Catastrophic scenarios loom, but deliberate action can still secure an optimistic future. We need a Global Alliance on Intelligence Augmentation-an international body with diverse representation including AI researchers, sociologists, economists, and political scientists. This organization would treat AI as a public good, setting guidelines, enforcing standards, and creating a Human Values Atlas defining unique values across cultures.

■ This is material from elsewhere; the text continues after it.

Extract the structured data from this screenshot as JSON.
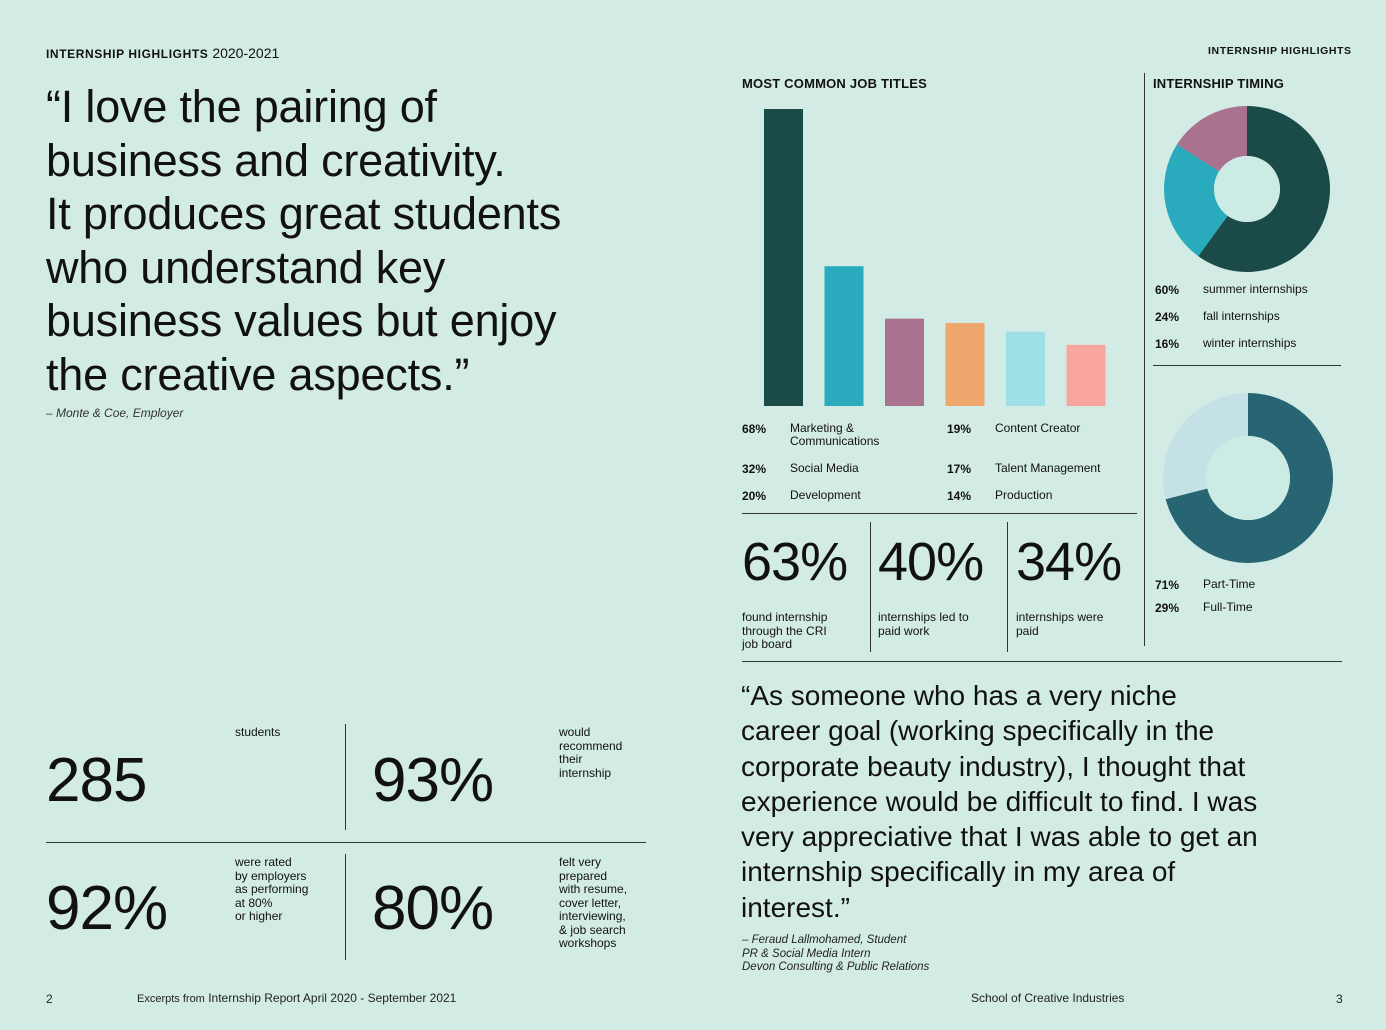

National governments must accelerate beyond bureaucratic pace. The United States should embed AI experts throughout departments, revitalize the Office of Technology Assessment, and expand the CDC into the Center for Disease and Data Control to address AI-related emergencies. The Big Nine must transform through enforceable global safety standards: addressing flawed training data, committing to data disclosure, pursuing risk evaluation research, and developing protective whistleblowing channels. Universities must diversify AI's tribes through hybrid degrees combining computer science with philosophy and sociology, weaving ethics throughout curriculum, and holding leadership accountable. Individuals must investigate how personal data is mined, examine workplace biases, and support candidates taking sophisticated approaches to AI. The boulder that began with Ada Lovelace's imagination is gaining momentum. AI could solve humanity's pressing challenges or gradually erode human agency. The decisions made by the Big Nine today will determine which path we take. This is your chance. Pick up a pebble. Start up the mountain.